Kitz Forum

Broadband Related => Router Monitoring Software => Topic started by: kitz on October 25, 2014, 04:40:52 PM

Title: DSL stats - v- HG612 stats. Reporting of Errors (CRCs)
Post by: kitz on October 25, 2014, 04:40:52 PM
Noticed something strange between DSL stats and HG612modem stats and not sure if one of them is false reporting.

Ive just noticed that the DLM caused me to resync this morning, but what is strange is that in HG612 modem stats it shows me as having a massive burst of CRC errors. Yet theres nothing on DSLstats.  Ive tried turning clipping off but that doesnt show anything either. 

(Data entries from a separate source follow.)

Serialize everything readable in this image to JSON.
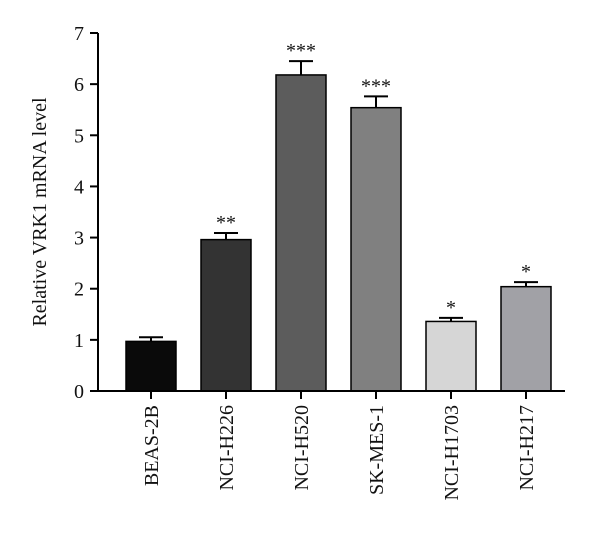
{
  "chart_data": {
    "type": "bar",
    "title": "",
    "xlabel": "",
    "ylabel": "Relative VRK1 mRNA level",
    "ylim": [
      0,
      7
    ],
    "yticks": [
      0,
      1,
      2,
      3,
      4,
      5,
      6,
      7
    ],
    "grid": false,
    "categories": [
      "BEAS-2B",
      "NCI-H226",
      "NCI-H520",
      "SK-MES-1",
      "NCI-H1703",
      "NCI-H217"
    ],
    "values": [
      0.97,
      2.96,
      6.18,
      5.54,
      1.36,
      2.04
    ],
    "errors": [
      0.08,
      0.13,
      0.27,
      0.22,
      0.07,
      0.09
    ],
    "significance": [
      "",
      "**",
      "***",
      "***",
      "*",
      "*"
    ],
    "colors": [
      "#0a0a0a",
      "#333333",
      "#5c5c5c",
      "#808080",
      "#d6d6d6",
      "#a1a1a6"
    ]
  }
}
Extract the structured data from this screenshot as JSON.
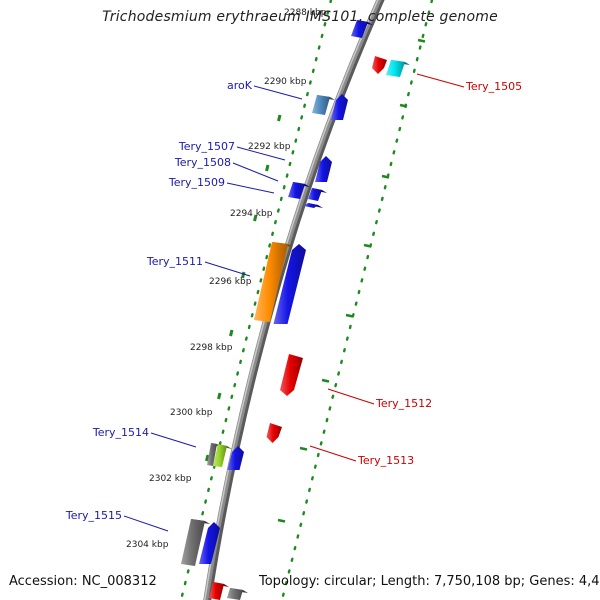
{
  "title": "Trichodesmium erythraeum IMS101, complete genome",
  "footer": {
    "accession": "Accession: NC_008312",
    "summary": "Topology: circular; Length: 7,750,108 bp; Genes: 4,498"
  },
  "tick_labels": [
    "2288 kbp",
    "2290 kbp",
    "2292 kbp",
    "2294 kbp",
    "2296 kbp",
    "2298 kbp",
    "2300 kbp",
    "2302 kbp",
    "2304 kbp"
  ],
  "gene_labels": [
    {
      "text": "aroK",
      "strand": "forward"
    },
    {
      "text": "Tery_1507",
      "strand": "forward"
    },
    {
      "text": "Tery_1508",
      "strand": "forward"
    },
    {
      "text": "Tery_1509",
      "strand": "forward"
    },
    {
      "text": "Tery_1511",
      "strand": "forward"
    },
    {
      "text": "Tery_1514",
      "strand": "forward"
    },
    {
      "text": "Tery_1515",
      "strand": "forward"
    },
    {
      "text": "Tery_1505",
      "strand": "reverse"
    },
    {
      "text": "Tery_1512",
      "strand": "reverse"
    },
    {
      "text": "Tery_1513",
      "strand": "reverse"
    }
  ],
  "colors": {
    "forward_label": "#1a1ab0",
    "reverse_label": "#cc0000",
    "forward_gene": "#1414e6",
    "reverse_gene": "#e60000",
    "orange_gene": "#ff8c00",
    "cyan_gene": "#00e5ee",
    "steelblue_gene": "#4f8bc0",
    "green_gene": "#9ad62a",
    "gray_gene": "#707070",
    "backbone": "#8c8c8c",
    "tick_dots": "#1e8a1e"
  }
}
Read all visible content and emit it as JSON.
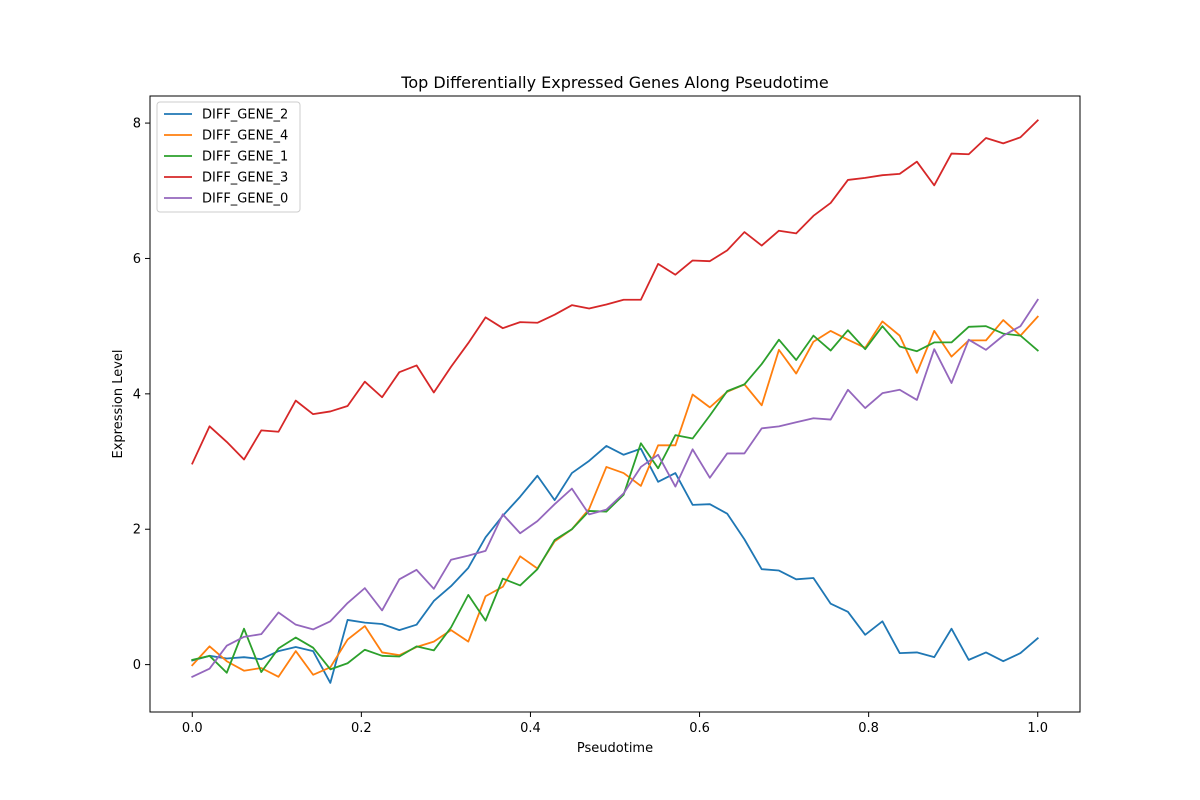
{
  "chart_data": {
    "type": "line",
    "title": "Top Differentially Expressed Genes Along Pseudotime",
    "xlabel": "Pseudotime",
    "ylabel": "Expression Level",
    "xlim": [
      -0.05,
      1.05
    ],
    "ylim": [
      -0.7,
      8.4
    ],
    "xticks": [
      0.0,
      0.2,
      0.4,
      0.6,
      0.8,
      1.0
    ],
    "xtick_labels": [
      "0.0",
      "0.2",
      "0.4",
      "0.6",
      "0.8",
      "1.0"
    ],
    "yticks": [
      0,
      2,
      4,
      6,
      8
    ],
    "ytick_labels": [
      "0",
      "2",
      "4",
      "6",
      "8"
    ],
    "grid": false,
    "legend_position": "top-left",
    "x": [
      0.0,
      0.0204,
      0.0408,
      0.0612,
      0.0816,
      0.102,
      0.1224,
      0.1429,
      0.1633,
      0.1837,
      0.2041,
      0.2245,
      0.2449,
      0.2653,
      0.2857,
      0.3061,
      0.3265,
      0.3469,
      0.3673,
      0.3878,
      0.4082,
      0.4286,
      0.449,
      0.4694,
      0.4898,
      0.5102,
      0.5306,
      0.551,
      0.5714,
      0.5918,
      0.6122,
      0.6327,
      0.6531,
      0.6735,
      0.6939,
      0.7143,
      0.7347,
      0.7551,
      0.7755,
      0.7959,
      0.8163,
      0.8367,
      0.8571,
      0.8776,
      0.898,
      0.9184,
      0.9388,
      0.9592,
      0.9796,
      1.0
    ],
    "series": [
      {
        "name": "DIFF_GENE_2",
        "color": "#1f77b4",
        "values": [
          0.06,
          0.13,
          0.09,
          0.11,
          0.08,
          0.2,
          0.26,
          0.2,
          -0.27,
          0.66,
          0.62,
          0.6,
          0.51,
          0.59,
          0.94,
          1.16,
          1.43,
          1.88,
          2.2,
          2.48,
          2.79,
          2.43,
          2.83,
          3.01,
          3.23,
          3.1,
          3.19,
          2.7,
          2.83,
          2.36,
          2.37,
          2.23,
          1.85,
          1.41,
          1.39,
          1.26,
          1.28,
          0.9,
          0.78,
          0.44,
          0.64,
          0.17,
          0.18,
          0.11,
          0.53,
          0.07,
          0.18,
          0.05,
          0.17,
          0.39
        ]
      },
      {
        "name": "DIFF_GENE_4",
        "color": "#ff7f0e",
        "values": [
          -0.01,
          0.27,
          0.05,
          -0.09,
          -0.05,
          -0.18,
          0.2,
          -0.15,
          -0.04,
          0.37,
          0.57,
          0.18,
          0.14,
          0.26,
          0.34,
          0.51,
          0.34,
          1.01,
          1.15,
          1.6,
          1.42,
          1.82,
          2.0,
          2.3,
          2.92,
          2.83,
          2.64,
          3.24,
          3.24,
          3.99,
          3.8,
          4.03,
          4.14,
          3.83,
          4.65,
          4.3,
          4.77,
          4.93,
          4.8,
          4.68,
          5.07,
          4.86,
          4.31,
          4.93,
          4.55,
          4.79,
          4.79,
          5.09,
          4.86,
          5.14
        ]
      },
      {
        "name": "DIFF_GENE_1",
        "color": "#2ca02c",
        "values": [
          0.07,
          0.13,
          -0.12,
          0.53,
          -0.11,
          0.24,
          0.4,
          0.25,
          -0.07,
          0.02,
          0.22,
          0.13,
          0.12,
          0.27,
          0.21,
          0.55,
          1.03,
          0.65,
          1.27,
          1.17,
          1.41,
          1.84,
          2.0,
          2.27,
          2.26,
          2.51,
          3.27,
          2.9,
          3.39,
          3.34,
          3.68,
          4.04,
          4.14,
          4.44,
          4.8,
          4.5,
          4.86,
          4.64,
          4.94,
          4.66,
          5.0,
          4.7,
          4.63,
          4.76,
          4.76,
          4.99,
          5.0,
          4.89,
          4.86,
          4.64
        ]
      },
      {
        "name": "DIFF_GENE_3",
        "color": "#d62728",
        "values": [
          2.97,
          3.52,
          3.29,
          3.03,
          3.46,
          3.44,
          3.9,
          3.7,
          3.74,
          3.82,
          4.18,
          3.95,
          4.32,
          4.42,
          4.02,
          4.4,
          4.75,
          5.13,
          4.97,
          5.06,
          5.05,
          5.17,
          5.31,
          5.26,
          5.32,
          5.39,
          5.39,
          5.92,
          5.76,
          5.97,
          5.96,
          6.12,
          6.39,
          6.19,
          6.41,
          6.37,
          6.63,
          6.82,
          7.16,
          7.19,
          7.23,
          7.25,
          7.43,
          7.08,
          7.55,
          7.54,
          7.78,
          7.7,
          7.79,
          8.04
        ]
      },
      {
        "name": "DIFF_GENE_0",
        "color": "#9467bd",
        "values": [
          -0.18,
          -0.06,
          0.28,
          0.41,
          0.45,
          0.77,
          0.59,
          0.52,
          0.64,
          0.91,
          1.13,
          0.8,
          1.26,
          1.4,
          1.12,
          1.55,
          1.61,
          1.68,
          2.22,
          1.94,
          2.12,
          2.37,
          2.6,
          2.22,
          2.29,
          2.53,
          2.92,
          3.1,
          2.63,
          3.18,
          2.76,
          3.12,
          3.12,
          3.49,
          3.52,
          3.58,
          3.64,
          3.62,
          4.06,
          3.79,
          4.01,
          4.06,
          3.91,
          4.66,
          4.16,
          4.8,
          4.65,
          4.86,
          5.0,
          5.39
        ]
      }
    ]
  }
}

Both show a burst of Err Secs at that time - 15 on DSLstats and 3 on HG612 stats.   Theres certainly a large difference between the two when it comes to CRCs


Is this a reporting error on one of them? - Sorry not sure which is right, but looking at my line stats, could it be that upon resync HG612modem stats has somehow taken the last day figures rather than current?

Code: [Select]
Total time = 1 days 19 hours 27 min 5 sec
FEC:            0               19491820
CRC:            30420           63131
ES:             679             2788
SES:            53              1
UAS:            175             175
LOS:            5               0
LOF:            36              0
LOM:            0               0
Latest 15 minutes time = 12 min 5 sec
FEC:            0               0
CRC:            0               0
ES:             0               0
SES:            0               0
UAS:            0               0
LOS:            0               0
LOF:            0               0
LOM:            0               0
Previous 15 minutes time = 15 min 0 sec
FEC:            0               0
CRC:            0               0
ES:             0               0
SES:            0               0
UAS:            0               0
LOS:            0               0
LOF:            0               0
LOM:            0               0
Latest 1 day time = 19 hours 27 min 5 sec
FEC:            0               16
CRC:            5612            0
ES:             56              0
SES:            10              0
UAS:            28              28
LOS:            1               0
LOF:            7               0
LOM:            0               0
Previous 1 day time = 24 hours 0 sec
FEC:            0               109
CRC:            6609            0
ES:             103             0
SES:            12              0
UAS:            28              28
LOS:            1               0
LOF:            7               0
LOM:            0               0
Since Link time = 6 hours 45 min 53 sec
FEC:            0               7
CRC:            13              0
ES:             11              0
SES:            0               0
UAS:            0               0
LOS:            0               0
LOF:            0               0
LOM:            0               0
 >
 

I notice that HG612modem stats gave a similar CRC burst yesterday after a DLM resync that didnt show up in DSLstats either.
Title: Re: DSL stats - v- HG612 stats. Reporting of Errors (CRCs)
Post by: krypton on October 25, 2014, 05:11:55 PM
Afaik DSLstats uses the OHFErr counter to display crc errors, which is set to zero after a resync.
Title: Re: DSL stats - v- HG612 stats. Reporting of Errors (CRCs)
Post by: les-70 on October 25, 2014, 05:54:52 PM
  I wonder if, when either program detects a resync, that sample is discarded apart from noting the resync.  It may then be luck re what is or is not captured at the resync transition. 
Title: Re: DSL stats - v- HG612 stats. Reporting of Errors (CRCs)
Post by: Bald_Eagle1 on October 25, 2014, 06:44:45 PM
Delta CRC/OHFErr values should be more or less identical, despite their cumulative values being completely different following a resync.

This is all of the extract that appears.